O setor de serviços e o comércio demonstram sinais de reação na abertura de empregos com carteira assinada no Rio Grande do Sul. Em 2019, ambos foram responsáveis por puxar a geração de vagas de trabalho formal no Estado. O cenário ainda está distante de causar empolgação, mas traz dose de alívio após a recessão enxugar as oportunidades disponíveis.
Segundo o Ministério da Economia, o Rio Grande do Sul criou 20,4 mil postos de trabalho em 2019. O saldo decorreu da diferença entre 1,110 milhão de contratações e 1,089 milhão de demissões. Assim, ficou em nível similar ao verificado em 2018, quando houve abertura de 20,2 mil vagas. Os dados integram o Cadastro Geral de Empregados e Desempregados (Caged).
No ano passado, a principal contribuição positiva para o desempenho veio do setor de serviços.

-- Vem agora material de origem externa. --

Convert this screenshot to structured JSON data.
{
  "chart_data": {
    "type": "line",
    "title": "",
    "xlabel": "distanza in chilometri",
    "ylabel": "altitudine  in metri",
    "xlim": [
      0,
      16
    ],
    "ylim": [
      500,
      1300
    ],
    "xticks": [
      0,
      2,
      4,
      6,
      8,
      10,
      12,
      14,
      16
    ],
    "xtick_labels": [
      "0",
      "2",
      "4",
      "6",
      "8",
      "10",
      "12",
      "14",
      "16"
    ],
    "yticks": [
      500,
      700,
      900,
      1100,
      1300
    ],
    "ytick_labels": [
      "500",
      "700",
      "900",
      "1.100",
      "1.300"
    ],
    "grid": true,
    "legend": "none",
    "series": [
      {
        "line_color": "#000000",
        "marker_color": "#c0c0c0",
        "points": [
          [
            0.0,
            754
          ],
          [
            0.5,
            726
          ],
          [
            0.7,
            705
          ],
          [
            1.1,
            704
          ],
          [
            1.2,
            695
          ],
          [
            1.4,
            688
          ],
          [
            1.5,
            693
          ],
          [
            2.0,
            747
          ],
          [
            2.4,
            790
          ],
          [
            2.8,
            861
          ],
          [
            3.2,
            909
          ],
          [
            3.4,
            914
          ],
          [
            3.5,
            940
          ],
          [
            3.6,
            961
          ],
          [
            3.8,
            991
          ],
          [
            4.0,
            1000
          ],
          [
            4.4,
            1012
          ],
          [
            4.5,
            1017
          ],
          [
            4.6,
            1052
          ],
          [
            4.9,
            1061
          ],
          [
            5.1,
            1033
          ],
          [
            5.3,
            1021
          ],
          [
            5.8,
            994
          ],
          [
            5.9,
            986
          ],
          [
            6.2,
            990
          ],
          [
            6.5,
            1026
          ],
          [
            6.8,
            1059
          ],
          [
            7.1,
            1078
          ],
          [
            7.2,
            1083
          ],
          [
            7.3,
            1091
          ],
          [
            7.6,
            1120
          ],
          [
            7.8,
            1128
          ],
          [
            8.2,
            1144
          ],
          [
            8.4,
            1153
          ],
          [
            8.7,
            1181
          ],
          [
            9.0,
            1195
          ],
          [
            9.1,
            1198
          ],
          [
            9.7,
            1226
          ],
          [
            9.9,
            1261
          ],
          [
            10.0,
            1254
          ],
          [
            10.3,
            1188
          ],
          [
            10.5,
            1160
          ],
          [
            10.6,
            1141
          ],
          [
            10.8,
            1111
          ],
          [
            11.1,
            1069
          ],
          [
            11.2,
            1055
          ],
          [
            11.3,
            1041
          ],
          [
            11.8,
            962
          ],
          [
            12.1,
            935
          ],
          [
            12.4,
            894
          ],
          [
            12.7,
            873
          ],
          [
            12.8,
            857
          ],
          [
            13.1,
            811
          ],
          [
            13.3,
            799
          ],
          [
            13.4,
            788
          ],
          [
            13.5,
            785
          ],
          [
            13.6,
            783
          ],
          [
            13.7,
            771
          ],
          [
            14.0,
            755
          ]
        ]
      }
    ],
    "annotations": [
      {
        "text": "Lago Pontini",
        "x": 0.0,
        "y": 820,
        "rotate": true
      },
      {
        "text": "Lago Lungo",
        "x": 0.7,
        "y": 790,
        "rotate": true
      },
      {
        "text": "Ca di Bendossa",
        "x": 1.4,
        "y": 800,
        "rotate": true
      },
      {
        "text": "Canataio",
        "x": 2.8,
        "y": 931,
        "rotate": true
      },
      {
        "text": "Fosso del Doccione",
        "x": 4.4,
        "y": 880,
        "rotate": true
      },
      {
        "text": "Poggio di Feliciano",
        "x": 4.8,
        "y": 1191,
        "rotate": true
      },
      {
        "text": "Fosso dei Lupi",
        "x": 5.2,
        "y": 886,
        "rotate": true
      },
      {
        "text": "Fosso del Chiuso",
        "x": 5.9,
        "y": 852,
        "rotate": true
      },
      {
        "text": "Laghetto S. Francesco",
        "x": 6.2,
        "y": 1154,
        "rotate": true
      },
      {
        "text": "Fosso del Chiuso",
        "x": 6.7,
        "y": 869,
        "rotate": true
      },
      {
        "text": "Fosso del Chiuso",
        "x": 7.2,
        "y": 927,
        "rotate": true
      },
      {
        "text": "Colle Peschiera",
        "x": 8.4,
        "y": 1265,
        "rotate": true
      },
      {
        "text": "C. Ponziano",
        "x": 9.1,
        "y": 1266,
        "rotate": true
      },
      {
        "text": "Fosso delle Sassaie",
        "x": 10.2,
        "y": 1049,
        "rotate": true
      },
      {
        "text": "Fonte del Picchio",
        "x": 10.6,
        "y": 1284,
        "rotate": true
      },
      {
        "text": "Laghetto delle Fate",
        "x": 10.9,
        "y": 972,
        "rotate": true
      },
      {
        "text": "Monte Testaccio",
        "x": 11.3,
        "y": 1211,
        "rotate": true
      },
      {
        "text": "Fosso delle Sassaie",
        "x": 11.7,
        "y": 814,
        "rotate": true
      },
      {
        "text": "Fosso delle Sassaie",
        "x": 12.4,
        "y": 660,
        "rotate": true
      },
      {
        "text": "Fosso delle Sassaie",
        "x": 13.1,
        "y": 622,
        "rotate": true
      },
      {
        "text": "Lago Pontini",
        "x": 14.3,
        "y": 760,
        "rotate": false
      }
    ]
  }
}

De janeiro a dezembro, o segmento abriu quase 18,2 mil empregos — em 2018, foram 18,8 mil. O comércio apareceu na sequência, com geração de 7,9 mil postos. Trata-se do saldo mais elevado para o segmento desde 2014. À época, a economia brasileira ensaiava mergulho na recessão, confirmada em 2015 e 2016.

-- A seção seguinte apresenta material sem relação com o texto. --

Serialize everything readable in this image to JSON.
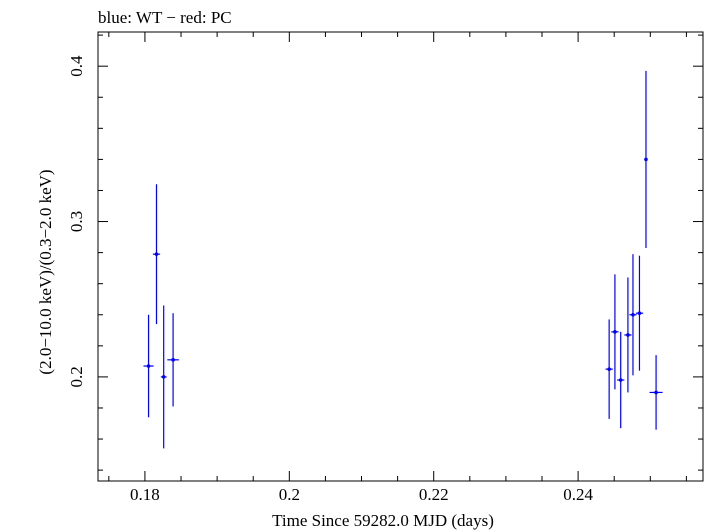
{
  "chart_data": {
    "type": "scatter",
    "title": "blue: WT − red: PC",
    "xlabel": "Time Since 59282.0 MJD (days)",
    "ylabel": "(2.0−10.0 keV)/(0.3−2.0 keV)",
    "xlim": [
      0.1735,
      0.2573
    ],
    "ylim": [
      0.133,
      0.422
    ],
    "x_ticks": [
      {
        "value": 0.18,
        "label": "0.18"
      },
      {
        "value": 0.2,
        "label": "0.2"
      },
      {
        "value": 0.22,
        "label": "0.22"
      },
      {
        "value": 0.24,
        "label": "0.24"
      }
    ],
    "y_ticks": [
      {
        "value": 0.2,
        "label": "0.2"
      },
      {
        "value": 0.3,
        "label": "0.3"
      },
      {
        "value": 0.4,
        "label": "0.4"
      }
    ],
    "grid": false,
    "series": [
      {
        "color": "#0000ff",
        "points": [
          {
            "x": 0.1805,
            "xerr": 0.0007,
            "y": 0.207,
            "yerr": 0.033
          },
          {
            "x": 0.1816,
            "xerr": 0.0005,
            "y": 0.279,
            "yerr": 0.045
          },
          {
            "x": 0.1826,
            "xerr": 0.0004,
            "y": 0.2,
            "yerr": 0.046
          },
          {
            "x": 0.1839,
            "xerr": 0.0008,
            "y": 0.211,
            "yerr": 0.03
          },
          {
            "x": 0.2443,
            "xerr": 0.0005,
            "y": 0.205,
            "yerr": 0.032
          },
          {
            "x": 0.2451,
            "xerr": 0.0005,
            "y": 0.229,
            "yerr": 0.037
          },
          {
            "x": 0.2459,
            "xerr": 0.0005,
            "y": 0.198,
            "yerr": 0.031
          },
          {
            "x": 0.2469,
            "xerr": 0.0005,
            "y": 0.227,
            "yerr": 0.037
          },
          {
            "x": 0.2476,
            "xerr": 0.0005,
            "y": 0.24,
            "yerr": 0.039
          },
          {
            "x": 0.2485,
            "xerr": 0.0005,
            "y": 0.241,
            "yerr": 0.037
          },
          {
            "x": 0.2494,
            "xerr": 0.0002,
            "y": 0.34,
            "yerr": 0.057
          },
          {
            "x": 0.2508,
            "xerr": 0.0009,
            "y": 0.19,
            "yerr": 0.024
          }
        ]
      }
    ]
  }
}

Para analistas, o desempenho de serviços e comércio está atrelado a uma combinação de fatores. Economista-chefe da Fecomércio-RS, Patrícia Palermo ressalta que a inflação em nível comportado e o juro menor servem de estímulo ao consumo. Com possível fôlego nas vendas, empresas de ambos os setores tendem a fazer mais contratações, conclui.
— A inflação controlada, associada a maior acesso a crédito, traz mais confiança para o consumo das famílias. As perspectivas são boas para 2020. Indicam maior nível de formalização no mercado de trabalho — aponta Patrícia.
Dentro de serviços, o subsetor de comércio e administração de imóveis, valores mobiliários e serviços técnicos foi o destaque na geração de empregos no ano passado — criou 10,7 mil postos formais.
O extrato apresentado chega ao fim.